Department of Education figures from December 2012 showed that 47,700 teachers left their jobs in 2010-2011, up 19% from the 40,070 that left their jobs the year before. Supply teachers are also reporting shorter gaps between assignments, according to giant, with 86% of supply teachers surveyed reporting waits of less than a month between roles, up from 79% in 2011.

Better pay is becoming an increasingly important factor in teachers’ decisions to move from permanent roles to temporary ones, adds giant. 14% of supply teachers said pay was the most attractive aspect of temporary work, up from 10% a year ago. The most popular reason for choosing to become a supply teacher – ‘lifestyle’ – slipped from being the top choice of 56% of supply teachers in 2011to 47% in 2012.

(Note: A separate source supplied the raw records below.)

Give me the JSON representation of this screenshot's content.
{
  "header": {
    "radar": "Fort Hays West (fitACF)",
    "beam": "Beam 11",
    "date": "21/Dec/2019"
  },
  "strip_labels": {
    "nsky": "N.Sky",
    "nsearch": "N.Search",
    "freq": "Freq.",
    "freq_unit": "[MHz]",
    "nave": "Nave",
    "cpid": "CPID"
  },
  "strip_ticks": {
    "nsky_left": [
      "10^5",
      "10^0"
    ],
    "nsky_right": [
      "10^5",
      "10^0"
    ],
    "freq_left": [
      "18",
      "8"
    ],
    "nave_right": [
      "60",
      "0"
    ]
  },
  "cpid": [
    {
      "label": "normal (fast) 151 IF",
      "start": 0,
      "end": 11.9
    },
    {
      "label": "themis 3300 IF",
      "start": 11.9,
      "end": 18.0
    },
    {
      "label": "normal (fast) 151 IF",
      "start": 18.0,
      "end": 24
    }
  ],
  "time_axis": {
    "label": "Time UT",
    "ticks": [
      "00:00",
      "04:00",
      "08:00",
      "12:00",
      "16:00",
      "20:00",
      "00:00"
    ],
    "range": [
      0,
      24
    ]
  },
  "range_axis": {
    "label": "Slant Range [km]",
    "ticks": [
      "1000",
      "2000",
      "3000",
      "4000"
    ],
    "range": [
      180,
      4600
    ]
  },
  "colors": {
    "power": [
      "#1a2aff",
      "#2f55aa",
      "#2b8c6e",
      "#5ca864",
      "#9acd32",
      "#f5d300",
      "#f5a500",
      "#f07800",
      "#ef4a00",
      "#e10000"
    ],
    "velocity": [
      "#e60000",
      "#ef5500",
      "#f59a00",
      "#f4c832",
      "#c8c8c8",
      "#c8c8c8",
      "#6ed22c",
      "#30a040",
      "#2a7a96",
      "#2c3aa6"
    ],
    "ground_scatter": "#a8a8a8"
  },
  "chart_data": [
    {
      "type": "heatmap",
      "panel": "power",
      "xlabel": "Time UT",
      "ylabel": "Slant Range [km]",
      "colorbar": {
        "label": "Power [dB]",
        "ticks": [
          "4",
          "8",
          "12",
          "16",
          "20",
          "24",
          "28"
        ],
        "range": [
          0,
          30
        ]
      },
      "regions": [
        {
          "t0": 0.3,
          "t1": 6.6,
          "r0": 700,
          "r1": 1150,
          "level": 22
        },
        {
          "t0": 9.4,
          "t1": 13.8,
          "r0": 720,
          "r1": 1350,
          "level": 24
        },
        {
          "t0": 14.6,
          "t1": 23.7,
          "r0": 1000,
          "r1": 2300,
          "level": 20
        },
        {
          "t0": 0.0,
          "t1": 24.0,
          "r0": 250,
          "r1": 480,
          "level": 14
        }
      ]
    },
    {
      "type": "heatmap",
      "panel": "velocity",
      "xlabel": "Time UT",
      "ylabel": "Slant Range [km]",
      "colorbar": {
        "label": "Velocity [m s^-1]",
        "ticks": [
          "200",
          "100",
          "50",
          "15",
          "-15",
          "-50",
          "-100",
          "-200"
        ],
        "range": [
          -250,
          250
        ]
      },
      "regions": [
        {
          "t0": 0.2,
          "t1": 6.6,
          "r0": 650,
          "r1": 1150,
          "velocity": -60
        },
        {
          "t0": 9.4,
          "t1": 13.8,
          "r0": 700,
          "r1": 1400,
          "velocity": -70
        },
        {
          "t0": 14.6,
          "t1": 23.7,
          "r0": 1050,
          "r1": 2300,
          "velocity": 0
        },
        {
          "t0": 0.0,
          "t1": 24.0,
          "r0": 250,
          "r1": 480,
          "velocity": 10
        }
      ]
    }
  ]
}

Matthew Brown explains: “Many teachers now see supply work as a great way to increase their income as well as improve their lifestyle, with over a quarter of supply teachers we questioned rating financial benefits as the biggest advantage when it comes to supply work.”

“The supply teacher lifestyle has mostly maintained its appeal, with a greater sense of freedom still the most important reason for teachers to turn to supply work. The recession has boosted financial concerns up teachers’ list of priorities at the expense of lifestyle attractions, but the appeal of an improved work-life balance is still strong.”



public sector IT boost for contractors with number of roles expected to increase

7 January 2013

IT contractors are increasingly confident about potential job opportunities in the public sector, according to giant group, the professional umbrella employment provider. 15% of IT contractors expect the public sector to be the source of the most new jobs over the next twelve months, up from 9% in 2011 and just 6% in 2010.

Public sector cuts have led to increased demand for IT contractors as managers seek external help to improve efficiency and make up for reductions in permanent headcounts, explains giant. Matthew Brown, Managing Director of giant, comments: “The public sector cuts of the last two years have placed pressure on managers to increase efficiency and make savings as well as find ways to replace the skills and experience of departing staff.”

“This has created plenty of fresh opportunities for IT contractors. Demand for new IT investment has blossomed as managers hunt for efficiencies, while IT contractors are needed to plug holes in staffing capabilities and implement these new IT systems.” IT contractors surveyed by giant were most confident about opportunities in the support services sector, with 26% saying they expected this sector to produce the most new jobs over the next 12 months. This is up from 22% a year ago and 19% in 2010.

However, giant says that IT contractors are less optimistic about job opportunities in the financial services. 19% of contractors surveyed believe this sector will create the most new jobs over the next 12 months, down on the 23% who felt the same this time last year, and significantly down on the 35% who were most confident about the sector in 2010.

Matthew Brown says: “The financial services sector has continued to experience a tough time in 2012 as the UK entered a double-dip recession and financial services continue to suffer from the aftermath of the banking crisis. This has limited the demand for new IT contractor roles.”